Advancing 3D Gaussian Splatting Editing with Complementary and Consensus Information
This work addresses visual fidelity and consistency issues in 3D scene editing for applications like computer graphics and virtual reality, representing an incremental improvement over existing approaches.
The paper tackles inconsistent geometric reconstructions and over-texture artifacts in text-guided 3D Gaussian Splatting editing by introducing a complementary information mutual learning network and a wavelet consensus attention mechanism, resulting in superior rendering quality and view consistency compared to state-of-the-art methods.
We present a novel framework for enhancing the visual fidelity and consistency of text-guided 3D Gaussian Splatting (3DGS) editing. Existing editing approaches face two critical challenges: inconsistent geometric reconstructions across multiple viewpoints, particularly in challenging camera positions, and ineffective utilization of depth information during image manipulation, resulting in over-texture artifacts and degraded object boundaries.
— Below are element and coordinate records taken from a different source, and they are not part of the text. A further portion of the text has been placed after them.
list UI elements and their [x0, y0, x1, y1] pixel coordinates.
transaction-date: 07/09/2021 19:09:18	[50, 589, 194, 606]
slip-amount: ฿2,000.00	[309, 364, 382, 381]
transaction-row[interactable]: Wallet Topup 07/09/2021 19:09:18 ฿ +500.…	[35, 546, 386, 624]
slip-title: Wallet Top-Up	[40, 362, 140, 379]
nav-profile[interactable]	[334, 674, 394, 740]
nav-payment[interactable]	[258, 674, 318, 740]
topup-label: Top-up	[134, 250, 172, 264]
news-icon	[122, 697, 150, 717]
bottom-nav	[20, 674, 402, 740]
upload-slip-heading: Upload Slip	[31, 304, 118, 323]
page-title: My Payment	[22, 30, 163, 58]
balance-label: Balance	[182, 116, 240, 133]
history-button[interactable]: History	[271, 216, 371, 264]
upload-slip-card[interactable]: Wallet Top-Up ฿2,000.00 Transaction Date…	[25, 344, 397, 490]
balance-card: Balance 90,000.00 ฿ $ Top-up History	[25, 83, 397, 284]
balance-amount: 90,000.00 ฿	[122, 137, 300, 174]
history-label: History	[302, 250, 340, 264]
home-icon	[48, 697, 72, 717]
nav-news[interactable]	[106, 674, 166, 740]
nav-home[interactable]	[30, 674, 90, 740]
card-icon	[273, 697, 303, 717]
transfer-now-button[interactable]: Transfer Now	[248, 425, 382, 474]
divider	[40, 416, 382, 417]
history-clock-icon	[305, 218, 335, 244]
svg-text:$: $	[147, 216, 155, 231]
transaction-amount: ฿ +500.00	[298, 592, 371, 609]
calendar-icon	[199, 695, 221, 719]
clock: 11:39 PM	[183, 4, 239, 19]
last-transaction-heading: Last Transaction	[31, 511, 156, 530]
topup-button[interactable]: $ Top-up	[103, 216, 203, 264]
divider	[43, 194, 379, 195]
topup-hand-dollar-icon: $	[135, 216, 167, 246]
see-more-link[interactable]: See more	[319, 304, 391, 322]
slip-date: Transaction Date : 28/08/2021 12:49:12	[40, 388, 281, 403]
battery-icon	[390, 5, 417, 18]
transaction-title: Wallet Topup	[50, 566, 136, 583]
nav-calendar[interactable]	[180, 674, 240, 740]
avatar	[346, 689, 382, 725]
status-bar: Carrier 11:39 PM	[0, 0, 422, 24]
To address these limitations, we introduce: 1) A complementary information mutual learning network that enhances depth map estimation from 3DGS, enabling precise depth-conditioned 3D editing while preserving geometric structures. 2) A wavelet consensus attention mechanism that effectively aligns latent codes during the diffusion denoising process, ensuring multi-view consistency in the edited results. Through extensive experimentation, our method demonstrates superior performance in rendering quality and view consistency compared to state-of-the-art approaches. The results validate our framework as an effective solution for text-guided editing of 3D scenes.